Let’s create a method to modify the search string. The decompiled code shows wchar_t StringValue[128], so we'll take this limitation into account.

private void ModifySearchTerm(string query)
{
    var bufferSize = 128 * 2; // 128 characters, 256 bytes for 16-bit.
    var querySize = Encoding.Unicode.GetByteCount(query);

    if (querySize > bufferSize)
    {
        return;
    }

    var queryBuffer = stackalloc char[bufferSize];

    _ = Encoding.Unicode.GetBytes(query, new Span<byte>(queryBuffer, bufferSize));

    var searchQueryAddress = (char*)(baseAddress + 0x32470);
    Unsafe.CopyBlock(searchQueryAddress, queryBuffer, (uint)bufferSize);
}

After going through the x-refs of StringValue there are several methods it's used in, e.g. initializing globals, saving registry keys, but most importantly the search function!

char __fastcall sub_14001C834(__int64 a1, char a2)

ida-search This is the most complete search function, which highlights, searches the text field and indicates success or not.
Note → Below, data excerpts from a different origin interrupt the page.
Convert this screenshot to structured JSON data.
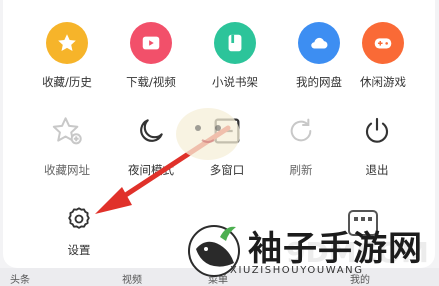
{
  "row1": [
    {
      "label": "收藏/历史",
      "icon": "star-icon",
      "color": "#F6B42A"
    },
    {
      "label": "下载/视频",
      "icon": "play-icon",
      "color": "#F2506A"
    },
    {
      "label": "小说书架",
      "icon": "book-icon",
      "color": "#2CC49A"
    },
    {
      "label": "我的网盘",
      "icon": "cloud-icon",
      "color": "#3D8EF2"
    },
    {
      "label": "休闲游戏",
      "icon": "gamepad-icon",
      "color": "#FA6A36"
    }
  ],
  "row2": [
    {
      "label": "收藏网址",
      "icon": "star-plus-icon"
    },
    {
      "label": "夜间模式",
      "icon": "moon-icon"
    },
    {
      "label": "多窗口",
      "icon": "window-icon"
    },
    {
      "label": "刷新",
      "icon": "refresh-icon"
    },
    {
      "label": "退出",
      "icon": "power-icon"
    }
  ],
  "row3": [
    {
      "label": "设置",
      "icon": "gear-icon"
    }
  ],
  "bottom_nav": [
    "头条",
    "视频",
    "菜单",
    "我的"
  ],
  "watermark": {
    "title": "袖子手游网",
    "subtitle": "XIUZISHOUYOUWANG",
    "faint_text": "9DMCOM"
  },
  "annotation_color": "#E0312A"
}
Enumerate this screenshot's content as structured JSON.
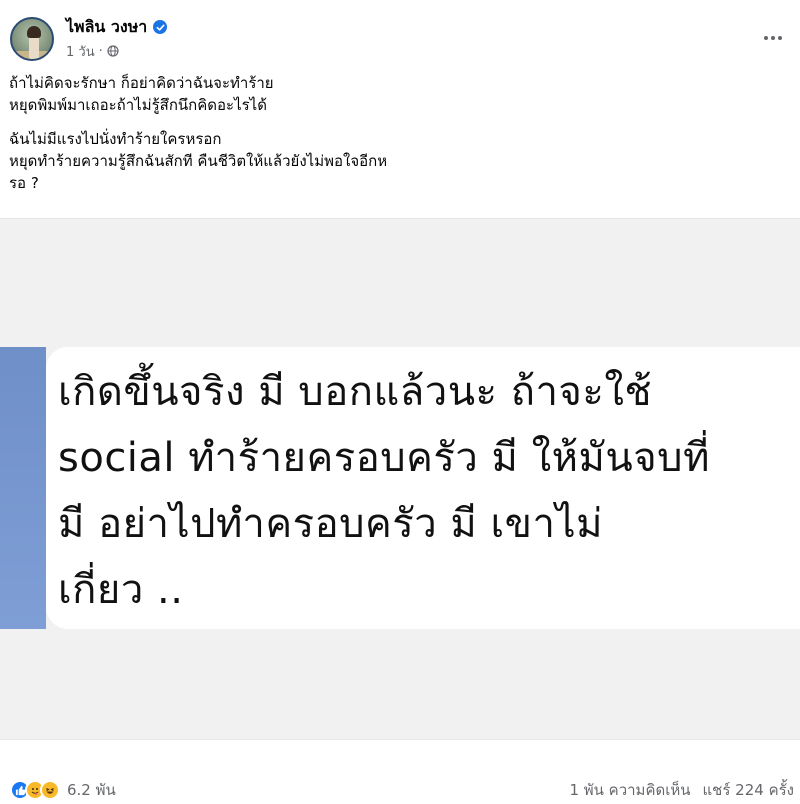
{
  "post": {
    "author_name": "ไพลิน วงษา",
    "time": "1 วัน",
    "separator": "·",
    "privacy_icon": "globe-icon",
    "more_icon": "more-options-icon",
    "caption": {
      "paragraph_1": "ถ้าไม่คิดจะรักษา ก็อย่าคิดว่าฉันจะทำร้าย\nหยุดพิมพ์มาเถอะถ้าไม่รู้สึกนึกคิดอะไรได้",
      "paragraph_2": "ฉันไม่มีแรงไปนั่งทำร้ายใครหรอก\nหยุดทำร้ายความรู้สึกฉันสักที คืนชีวิตให้แล้วยังไม่พอใจอีกห\nรอ ?"
    },
    "image_text": "เกิดขึ้นจริง    มี  บอกแล้วนะ ถ้าจะใช้\nsocial ทำร้ายครอบครัว  มี  ให้มันจบที่\n มี   อย่าไปทำครอบครัว  มี  เขาไม่\nเกี่ยว .."
  },
  "footer": {
    "reaction_icons": [
      "like-reaction-icon",
      "care-reaction-icon",
      "haha-reaction-icon"
    ],
    "reaction_count": "6.2 พัน",
    "comments": "1 พัน ความคิดเห็น",
    "shares": "แชร์ 224 ครั้ง"
  },
  "colors": {
    "accent_blue": "#1877f2",
    "verified_blue": "#1b74e4",
    "secondary_text": "#65676b",
    "quote_accent": "#7f9ed6"
  }
}
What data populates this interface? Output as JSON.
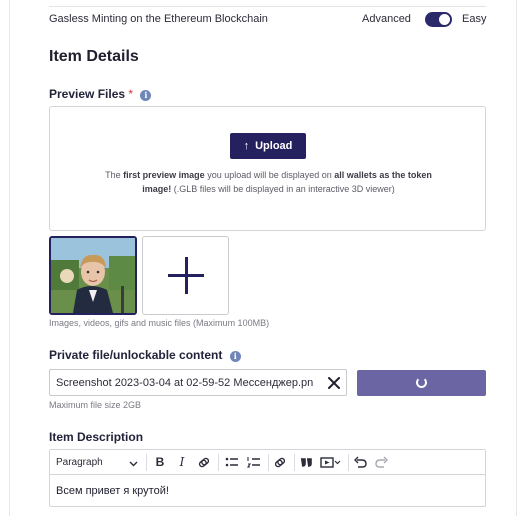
{
  "minting": {
    "title": "Gasless Minting on the Ethereum Blockchain",
    "mode_left": "Advanced",
    "mode_right": "Easy",
    "toggle_on": true
  },
  "section_title": "Item Details",
  "preview": {
    "label": "Preview Files",
    "required_mark": "*",
    "upload_button": "Upload",
    "note_part1": "The ",
    "note_bold1": "first preview image",
    "note_part2": " you upload will be displayed on ",
    "note_bold2": "all wallets as the token image!",
    "note_part3": " (.GLB files will be displayed in an interactive 3D viewer)",
    "file_types_note": "Images, videos, gifs and music files (Maximum 100MB)"
  },
  "private_file": {
    "label": "Private file/unlockable content",
    "file_name": "Screenshot 2023-03-04 at 02-59-52 Мессенджер.pn",
    "size_note": "Maximum file size 2GB"
  },
  "description": {
    "label": "Item Description",
    "block_format": "Paragraph",
    "content": "Всем привет я крутой!"
  },
  "icons": {
    "upload": "upload-arrow-icon",
    "info": "info-icon",
    "clear": "close-icon",
    "spinner": "loading-spinner-icon",
    "add": "plus-icon"
  },
  "colors": {
    "accent": "#25215e",
    "loading_button": "#6b66a3",
    "required": "#d0342c"
  }
}
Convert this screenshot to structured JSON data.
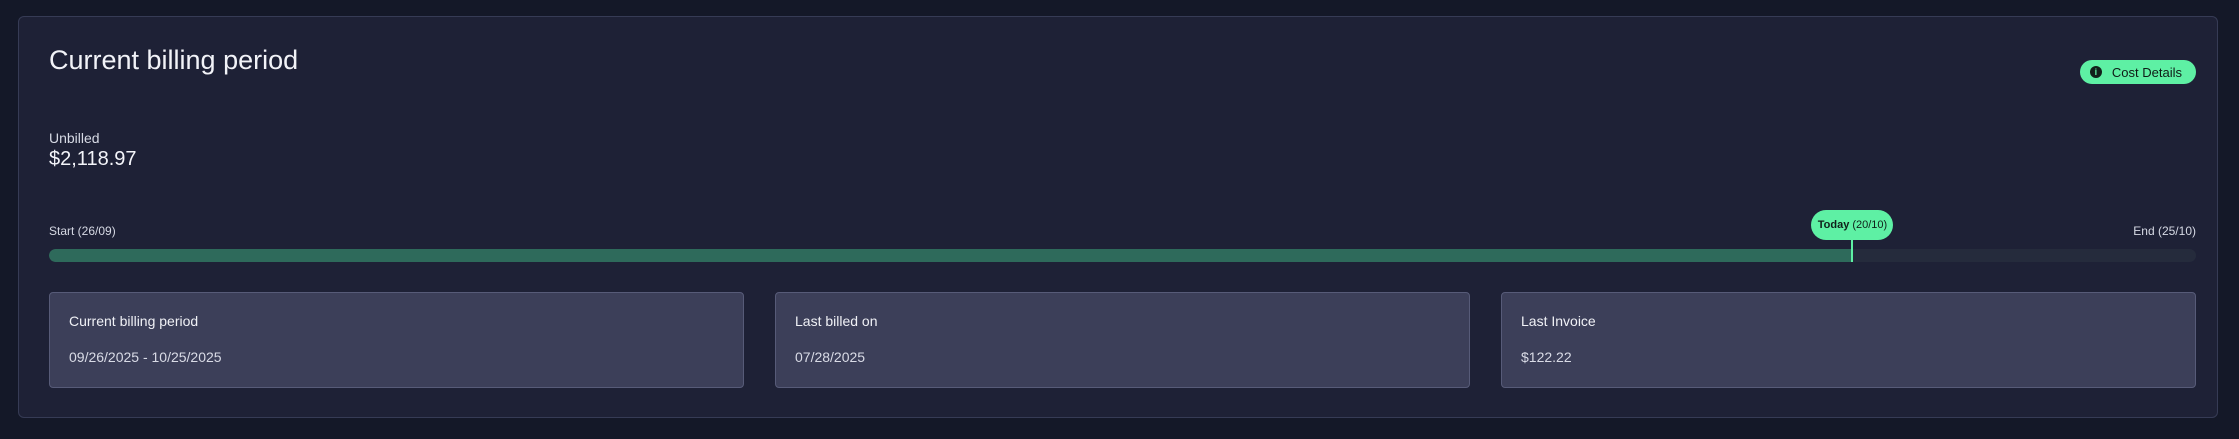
{
  "billing": {
    "title": "Current billing period",
    "cost_details_label": "Cost Details",
    "unbilled_label": "Unbilled",
    "unbilled_amount": "$2,118.97",
    "timeline": {
      "start_label": "Start (26/09)",
      "end_label": "End (25/10)",
      "today_word": "Today",
      "today_date": "(20/10)",
      "progress_fraction": 0.84
    }
  },
  "cards": [
    {
      "label": "Current billing period",
      "value": "09/26/2025 - 10/25/2025"
    },
    {
      "label": "Last billed on",
      "value": "07/28/2025"
    },
    {
      "label": "Last Invoice",
      "value": "$122.22"
    }
  ],
  "colors": {
    "accent": "#5ef0a4",
    "progress_fill": "#2e6a5b",
    "panel": "#1e2136",
    "card": "#3c3f59"
  },
  "icons": {
    "cost_details": "info-icon"
  }
}
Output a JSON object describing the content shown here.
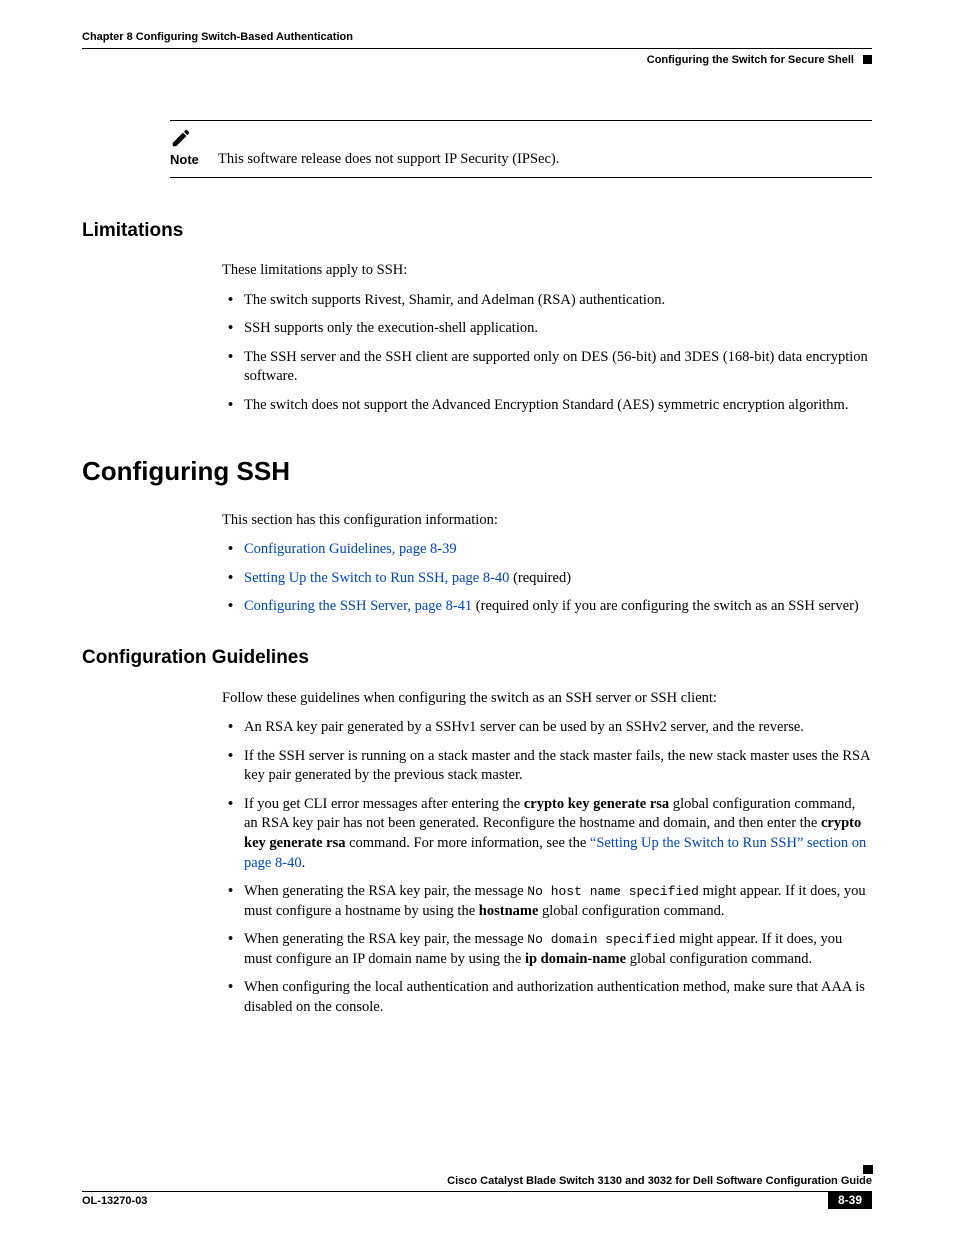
{
  "header": {
    "chapter": "Chapter 8      Configuring Switch-Based Authentication",
    "section": "Configuring the Switch for Secure Shell"
  },
  "note": {
    "label": "Note",
    "text": "This software release does not support IP Security (IPSec)."
  },
  "limitations": {
    "heading": "Limitations",
    "intro": "These limitations apply to SSH:",
    "items": [
      "The switch supports Rivest, Shamir, and Adelman (RSA) authentication.",
      "SSH supports only the execution-shell application.",
      "The SSH server and the SSH client are supported only on DES (56-bit) and 3DES (168-bit) data encryption software.",
      "The switch does not support the Advanced Encryption Standard (AES) symmetric encryption algorithm."
    ]
  },
  "configssh": {
    "heading": "Configuring SSH",
    "intro": "This section has this configuration information:",
    "links": {
      "l1": "Configuration Guidelines, page 8-39",
      "l2": "Setting Up the Switch to Run SSH, page 8-40",
      "l2_suffix": " (required)",
      "l3": "Configuring the SSH Server, page 8-41",
      "l3_suffix": " (required only if you are configuring the switch as an SSH server)"
    }
  },
  "guidelines": {
    "heading": "Configuration Guidelines",
    "intro": "Follow these guidelines when configuring the switch as an SSH server or SSH client:",
    "b1": "An RSA key pair generated by a SSHv1 server can be used by an SSHv2 server, and the reverse.",
    "b2": "If the SSH server is running on a stack master and the stack master fails, the new stack master uses the RSA key pair generated by the previous stack master.",
    "b3_a": "If you get CLI error messages after entering the ",
    "b3_cmd1": "crypto key generate rsa",
    "b3_b": " global configuration command, an RSA key pair has not been generated. Reconfigure the hostname and domain, and then enter the ",
    "b3_cmd2": "crypto key generate rsa",
    "b3_c": " command. For more information, see the ",
    "b3_link": "“Setting Up the Switch to Run SSH” section on page 8-40",
    "b3_d": ".",
    "b4_a": "When generating the RSA key pair, the message ",
    "b4_code": "No host name specified",
    "b4_b": " might appear. If it does, you must configure a hostname by using the ",
    "b4_cmd": "hostname",
    "b4_c": " global configuration command.",
    "b5_a": "When generating the RSA key pair, the message ",
    "b5_code": "No domain specified",
    "b5_b": " might appear. If it does, you must configure an IP domain name by using the ",
    "b5_cmd": "ip domain-name",
    "b5_c": " global configuration command.",
    "b6": "When configuring the local authentication and authorization authentication method, make sure that AAA is disabled on the console."
  },
  "footer": {
    "title": "Cisco Catalyst Blade Switch 3130 and 3032 for Dell Software Configuration Guide",
    "docid": "OL-13270-03",
    "page": "8-39"
  }
}
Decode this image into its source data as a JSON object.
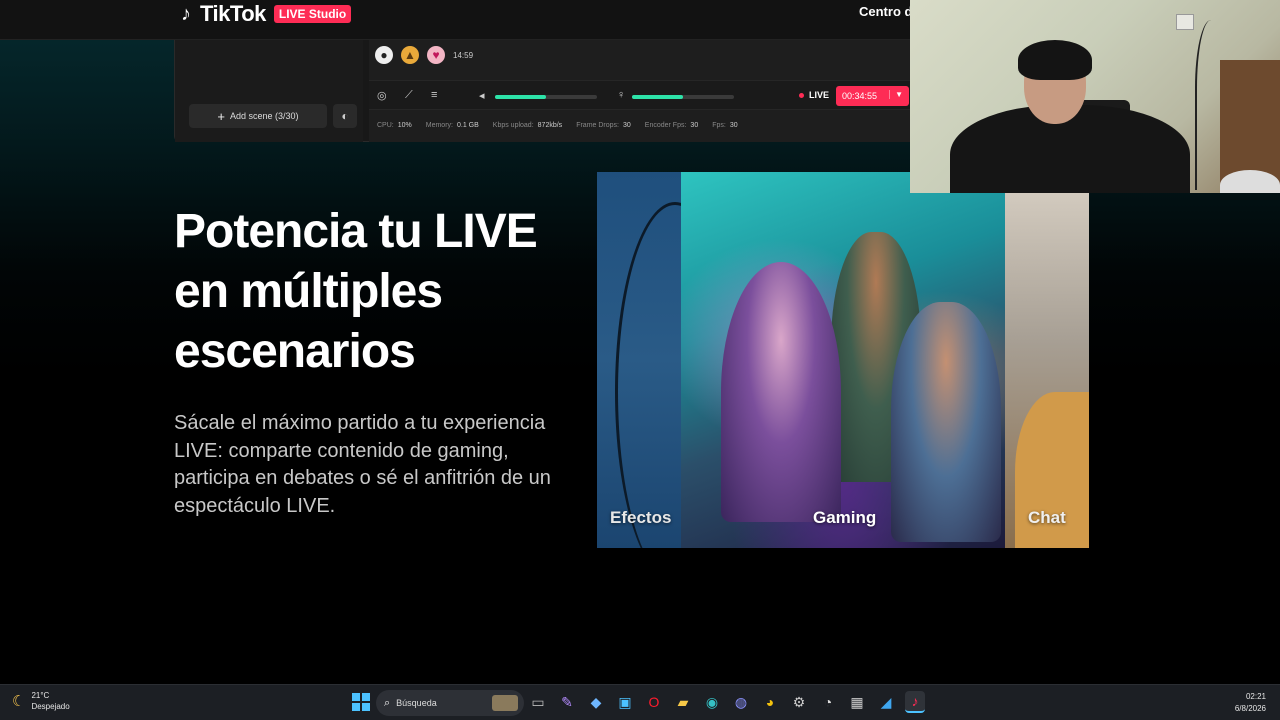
{
  "header": {
    "logo_text": "TikTok",
    "logo_badge": "LIVE Studio",
    "nav_link": "Centro de"
  },
  "studio": {
    "add_scene_label": "Add scene (3/30)",
    "gift_time": "14:59",
    "volume_level": 0.5,
    "mic_level": 0.5,
    "live_label": "LIVE",
    "timer": "00:34:55",
    "stats": [
      {
        "label": "CPU:",
        "value": "10%"
      },
      {
        "label": "Memory:",
        "value": "0.1 GB"
      },
      {
        "label": "Kbps upload:",
        "value": "872kb/s"
      },
      {
        "label": "Frame Drops:",
        "value": "30"
      },
      {
        "label": "Encoder Fps:",
        "value": "30"
      },
      {
        "label": "Fps:",
        "value": "30"
      }
    ]
  },
  "hero": {
    "title_lines": [
      "Potencia tu LIVE",
      "en múltiples",
      "escenarios"
    ],
    "description": "Sácale el máximo partido a tu experiencia LIVE: comparte contenido de gaming, participa en debates o sé el anfitrión de un espectáculo LIVE."
  },
  "carousel": {
    "panels": [
      {
        "label": "Efectos"
      },
      {
        "label": "Gaming"
      },
      {
        "label": "Chat"
      }
    ]
  },
  "taskbar": {
    "weather_temp": "21°C",
    "weather_desc": "Despejado",
    "search_placeholder": "Búsqueda",
    "time": "02:21",
    "date": "6/8/2026",
    "apps": [
      "file-explorer-icon",
      "pen-icon",
      "copilot-icon",
      "store-icon",
      "opera-icon",
      "folder-icon",
      "edge-icon",
      "discord-icon",
      "chrome-icon",
      "settings-icon",
      "obs-icon",
      "calculator-icon",
      "vscode-icon",
      "tiktok-live-icon"
    ]
  }
}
Only thing you may need to consider is the initial cursor position when you want to start searching, luckily, we have already developed a method to manage that! 
public void Search(string query, SearchDirection searchDirection)
{
    ModifySearchTerm(query);

    var searchAddress = baseAddress + 0x1C834;
    var search = (delegate* unmanaged<nint, SearchDirection, char>)searchAddress;

    var result = search(nint.Zero, searchDirection) == 1;

    Console.WriteLine($"hasResult: {result}");
}

internal enum SearchDirection
{
    Forward,
    Reverse
}

Result

And as a result, we inject the DLL it calls JumpToLine(3) and then starts searching for 'Some text'. gotoandsearch

Hope you found this interesting, lets hope Microsoft continues to enhance the overall usability of native aot.

Resources

Remarks

This is done on notepad.exe(10.0.19041.3996) on Windows 10 22h2. Any other version is unlikely to work without changing offsets.